Russia commemorates children killed in Donbass
Commemorative events were held across Russia on July 27, in honor of the hundreds of children who have lost their lives in the nine-year-long conflict with Ukraine in Donbass.
The Day of Remembrance for the Child Victims of War in Donbass was first introduced by the head of the Donetsk People’s Republic (DPR), Denis Pushilin, in 2022 – before the republic officially became part of Russia. Now, lawmakers are proposing to make the event an official state day.
Speaking at a requiem event on the new DPR square in central Moscow, Nina Ostanina, the chairman of the State Duma committee on Family, Women, and Children, insisted that the whole country “from Kaliningrad to Kamchatka should freeze in a moment of silence to honor the memory of innocent victims of the fascist regime.”

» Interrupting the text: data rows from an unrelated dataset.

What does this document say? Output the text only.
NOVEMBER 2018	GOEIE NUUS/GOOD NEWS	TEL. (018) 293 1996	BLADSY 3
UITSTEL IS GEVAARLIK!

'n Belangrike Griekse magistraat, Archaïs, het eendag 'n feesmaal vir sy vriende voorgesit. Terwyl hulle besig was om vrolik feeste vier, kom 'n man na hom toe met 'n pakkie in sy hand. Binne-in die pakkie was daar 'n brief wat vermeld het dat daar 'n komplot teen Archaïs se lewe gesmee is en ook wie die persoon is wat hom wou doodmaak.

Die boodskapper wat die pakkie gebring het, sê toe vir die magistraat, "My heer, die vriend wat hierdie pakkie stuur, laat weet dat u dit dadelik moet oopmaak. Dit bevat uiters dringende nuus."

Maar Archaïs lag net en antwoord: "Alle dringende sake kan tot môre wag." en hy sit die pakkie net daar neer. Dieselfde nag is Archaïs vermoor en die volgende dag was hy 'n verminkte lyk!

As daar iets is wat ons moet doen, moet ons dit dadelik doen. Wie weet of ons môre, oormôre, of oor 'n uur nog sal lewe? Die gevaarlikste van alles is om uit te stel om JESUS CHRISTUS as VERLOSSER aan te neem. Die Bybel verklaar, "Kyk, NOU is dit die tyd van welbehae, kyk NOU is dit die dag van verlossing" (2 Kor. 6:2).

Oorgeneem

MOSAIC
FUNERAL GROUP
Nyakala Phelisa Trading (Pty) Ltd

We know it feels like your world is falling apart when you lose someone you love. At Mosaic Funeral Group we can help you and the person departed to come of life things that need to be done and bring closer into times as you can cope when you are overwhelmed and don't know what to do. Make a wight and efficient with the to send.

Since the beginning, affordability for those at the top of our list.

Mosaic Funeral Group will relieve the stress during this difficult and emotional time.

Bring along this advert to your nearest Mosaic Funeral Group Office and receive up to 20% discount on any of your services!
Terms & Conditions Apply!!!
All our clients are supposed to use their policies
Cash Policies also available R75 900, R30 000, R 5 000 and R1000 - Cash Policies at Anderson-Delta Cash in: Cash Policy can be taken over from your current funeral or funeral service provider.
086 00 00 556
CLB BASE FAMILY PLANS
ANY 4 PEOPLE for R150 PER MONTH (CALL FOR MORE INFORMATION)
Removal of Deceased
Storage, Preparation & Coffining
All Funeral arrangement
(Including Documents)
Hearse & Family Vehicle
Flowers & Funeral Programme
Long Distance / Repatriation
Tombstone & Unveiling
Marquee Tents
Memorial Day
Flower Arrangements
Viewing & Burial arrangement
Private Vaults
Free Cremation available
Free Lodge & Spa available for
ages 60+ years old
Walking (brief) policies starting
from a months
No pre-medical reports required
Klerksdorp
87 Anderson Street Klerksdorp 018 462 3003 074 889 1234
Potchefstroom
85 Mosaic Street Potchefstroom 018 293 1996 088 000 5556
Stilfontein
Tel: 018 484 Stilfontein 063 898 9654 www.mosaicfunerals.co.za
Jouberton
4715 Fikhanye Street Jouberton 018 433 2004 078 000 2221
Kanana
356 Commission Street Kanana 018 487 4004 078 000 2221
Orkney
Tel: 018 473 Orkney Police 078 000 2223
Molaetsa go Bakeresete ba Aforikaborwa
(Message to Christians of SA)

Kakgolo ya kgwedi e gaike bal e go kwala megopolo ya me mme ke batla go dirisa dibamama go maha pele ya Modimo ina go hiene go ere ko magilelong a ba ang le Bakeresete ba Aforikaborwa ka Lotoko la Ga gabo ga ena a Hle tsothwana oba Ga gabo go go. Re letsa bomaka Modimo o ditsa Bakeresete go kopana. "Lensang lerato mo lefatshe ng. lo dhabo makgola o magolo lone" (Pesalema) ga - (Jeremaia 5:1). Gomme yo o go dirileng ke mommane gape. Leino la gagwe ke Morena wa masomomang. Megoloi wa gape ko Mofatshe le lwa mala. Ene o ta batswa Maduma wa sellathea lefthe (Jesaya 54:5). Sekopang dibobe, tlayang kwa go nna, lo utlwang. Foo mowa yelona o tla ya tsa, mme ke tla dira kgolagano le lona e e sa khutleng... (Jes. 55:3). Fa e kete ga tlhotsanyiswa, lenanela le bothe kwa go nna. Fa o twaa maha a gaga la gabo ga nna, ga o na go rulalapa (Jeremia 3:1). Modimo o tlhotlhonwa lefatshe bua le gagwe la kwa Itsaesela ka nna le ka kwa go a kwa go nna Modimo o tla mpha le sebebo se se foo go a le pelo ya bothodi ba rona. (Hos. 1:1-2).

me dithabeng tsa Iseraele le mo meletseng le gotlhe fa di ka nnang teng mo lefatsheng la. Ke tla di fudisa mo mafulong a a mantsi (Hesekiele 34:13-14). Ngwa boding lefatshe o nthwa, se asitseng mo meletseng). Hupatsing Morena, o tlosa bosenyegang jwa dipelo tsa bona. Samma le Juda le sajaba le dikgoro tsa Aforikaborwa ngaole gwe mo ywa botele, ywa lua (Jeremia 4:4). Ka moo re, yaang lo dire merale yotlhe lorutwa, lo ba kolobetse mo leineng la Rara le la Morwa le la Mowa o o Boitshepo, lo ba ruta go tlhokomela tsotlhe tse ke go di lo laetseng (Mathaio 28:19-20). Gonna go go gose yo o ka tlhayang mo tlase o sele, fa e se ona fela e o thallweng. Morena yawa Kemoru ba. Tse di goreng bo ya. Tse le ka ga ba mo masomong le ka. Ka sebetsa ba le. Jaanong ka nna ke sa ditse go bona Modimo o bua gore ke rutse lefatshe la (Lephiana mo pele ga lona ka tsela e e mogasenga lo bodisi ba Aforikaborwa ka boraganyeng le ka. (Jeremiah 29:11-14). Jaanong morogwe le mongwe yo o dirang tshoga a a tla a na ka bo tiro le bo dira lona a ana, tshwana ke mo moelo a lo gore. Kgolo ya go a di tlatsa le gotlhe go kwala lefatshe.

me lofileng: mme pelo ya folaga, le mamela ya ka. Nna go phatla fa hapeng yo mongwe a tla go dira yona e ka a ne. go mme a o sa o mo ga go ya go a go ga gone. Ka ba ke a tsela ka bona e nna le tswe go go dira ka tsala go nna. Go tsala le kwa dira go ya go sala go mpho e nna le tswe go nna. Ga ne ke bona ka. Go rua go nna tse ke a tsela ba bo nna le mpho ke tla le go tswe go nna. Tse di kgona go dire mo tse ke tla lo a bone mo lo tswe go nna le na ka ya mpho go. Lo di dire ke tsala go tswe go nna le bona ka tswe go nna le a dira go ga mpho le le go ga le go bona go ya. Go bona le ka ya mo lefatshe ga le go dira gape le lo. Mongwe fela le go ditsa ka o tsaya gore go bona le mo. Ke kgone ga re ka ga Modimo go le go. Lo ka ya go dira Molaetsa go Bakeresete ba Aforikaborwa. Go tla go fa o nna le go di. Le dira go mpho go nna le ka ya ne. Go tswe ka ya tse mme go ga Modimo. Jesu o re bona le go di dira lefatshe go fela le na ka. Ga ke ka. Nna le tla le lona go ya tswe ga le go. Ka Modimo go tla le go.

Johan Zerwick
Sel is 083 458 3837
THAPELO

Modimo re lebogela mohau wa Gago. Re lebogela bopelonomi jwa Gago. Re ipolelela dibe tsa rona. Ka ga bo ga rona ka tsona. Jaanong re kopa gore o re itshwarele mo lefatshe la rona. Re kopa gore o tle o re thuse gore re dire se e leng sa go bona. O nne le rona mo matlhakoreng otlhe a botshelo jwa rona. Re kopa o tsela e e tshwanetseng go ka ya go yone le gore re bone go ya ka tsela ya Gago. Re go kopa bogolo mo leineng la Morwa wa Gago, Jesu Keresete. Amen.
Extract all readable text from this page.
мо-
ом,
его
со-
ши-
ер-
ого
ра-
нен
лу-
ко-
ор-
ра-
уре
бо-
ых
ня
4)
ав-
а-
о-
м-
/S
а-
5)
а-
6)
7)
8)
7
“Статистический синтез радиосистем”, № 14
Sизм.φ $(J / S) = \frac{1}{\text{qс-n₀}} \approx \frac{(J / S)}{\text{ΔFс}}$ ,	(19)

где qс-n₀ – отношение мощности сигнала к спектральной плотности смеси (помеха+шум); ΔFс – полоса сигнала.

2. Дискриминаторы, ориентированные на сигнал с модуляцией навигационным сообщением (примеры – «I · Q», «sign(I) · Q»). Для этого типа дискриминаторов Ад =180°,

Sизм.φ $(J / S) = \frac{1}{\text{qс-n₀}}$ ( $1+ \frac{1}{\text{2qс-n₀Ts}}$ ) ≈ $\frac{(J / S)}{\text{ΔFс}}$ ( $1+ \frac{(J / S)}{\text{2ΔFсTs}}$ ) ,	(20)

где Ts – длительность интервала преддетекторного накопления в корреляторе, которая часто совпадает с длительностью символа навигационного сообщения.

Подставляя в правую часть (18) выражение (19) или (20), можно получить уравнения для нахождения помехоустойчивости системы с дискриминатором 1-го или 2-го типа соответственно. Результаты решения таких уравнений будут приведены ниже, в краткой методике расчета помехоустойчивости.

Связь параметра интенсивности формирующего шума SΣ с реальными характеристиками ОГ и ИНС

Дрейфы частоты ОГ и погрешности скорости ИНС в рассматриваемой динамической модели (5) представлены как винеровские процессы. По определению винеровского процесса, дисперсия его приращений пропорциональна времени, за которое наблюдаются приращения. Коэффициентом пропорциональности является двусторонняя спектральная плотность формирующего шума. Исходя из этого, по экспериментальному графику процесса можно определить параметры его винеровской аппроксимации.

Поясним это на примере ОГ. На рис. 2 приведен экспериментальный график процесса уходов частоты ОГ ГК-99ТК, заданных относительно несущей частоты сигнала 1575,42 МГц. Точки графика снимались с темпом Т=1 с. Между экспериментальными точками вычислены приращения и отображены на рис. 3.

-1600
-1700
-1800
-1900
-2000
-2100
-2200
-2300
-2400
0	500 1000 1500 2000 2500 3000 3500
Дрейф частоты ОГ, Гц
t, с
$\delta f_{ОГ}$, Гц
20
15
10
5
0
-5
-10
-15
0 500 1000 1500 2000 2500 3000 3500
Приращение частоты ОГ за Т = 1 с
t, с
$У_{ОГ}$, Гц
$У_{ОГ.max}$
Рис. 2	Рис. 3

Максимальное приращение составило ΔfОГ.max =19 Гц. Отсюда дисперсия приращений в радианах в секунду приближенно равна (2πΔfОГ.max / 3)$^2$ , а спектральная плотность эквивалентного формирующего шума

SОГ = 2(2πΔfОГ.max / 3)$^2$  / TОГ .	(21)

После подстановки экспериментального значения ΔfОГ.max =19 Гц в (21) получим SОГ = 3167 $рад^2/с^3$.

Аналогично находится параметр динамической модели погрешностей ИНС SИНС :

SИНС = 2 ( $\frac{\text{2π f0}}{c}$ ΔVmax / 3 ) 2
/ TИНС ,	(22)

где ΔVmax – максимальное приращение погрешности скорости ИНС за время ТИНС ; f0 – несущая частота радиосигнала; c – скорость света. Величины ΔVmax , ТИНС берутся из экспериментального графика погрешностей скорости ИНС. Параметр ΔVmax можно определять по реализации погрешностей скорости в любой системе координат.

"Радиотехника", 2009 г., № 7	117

Ostanina noted that she and other deputies of the lower house were seeking to ask the Russian government to make this a national day.
According to DPR officials, a total of 228 children have been killed in their region alone since the fighting began in 2014, while another 789 have been injured.
On Thursday, Pushilin published a video from the ‘Alley of Little Angels’ in Donetsk, where the names of all the children who were killed by Kiev’s forces have been engraved. He noted that “unfortunately, this list continues to grow” and insisted on reminding the world “over and over again of the atrocities committed by the criminal Kiev regime.”
The date of June 27 was chosen to commemorate the young victims because, on that day in 2014, the city of Gorlovka came under heavy Ukrainian shelling, which killed 22 civilians.
Kristina Zhuk and her 10-month-old daughter Kira were among victims. The woman, who has since been dubbed the ‘Madonna of Gorlovka’, was walking in the park with her toddler when Ukrainian troops fired ‘Grad’ missiles upon the city. A journalist who happened to be there witnessed the woman’s last agonizing moments, providing one of the first pieces of photographic evidence that Kiev was using weapons indiscriminately against the people of Donbass.
The attacks on that day, which has since been dubbed ‘Donetsk’s Bloody Sunday’, left a total of four children dead.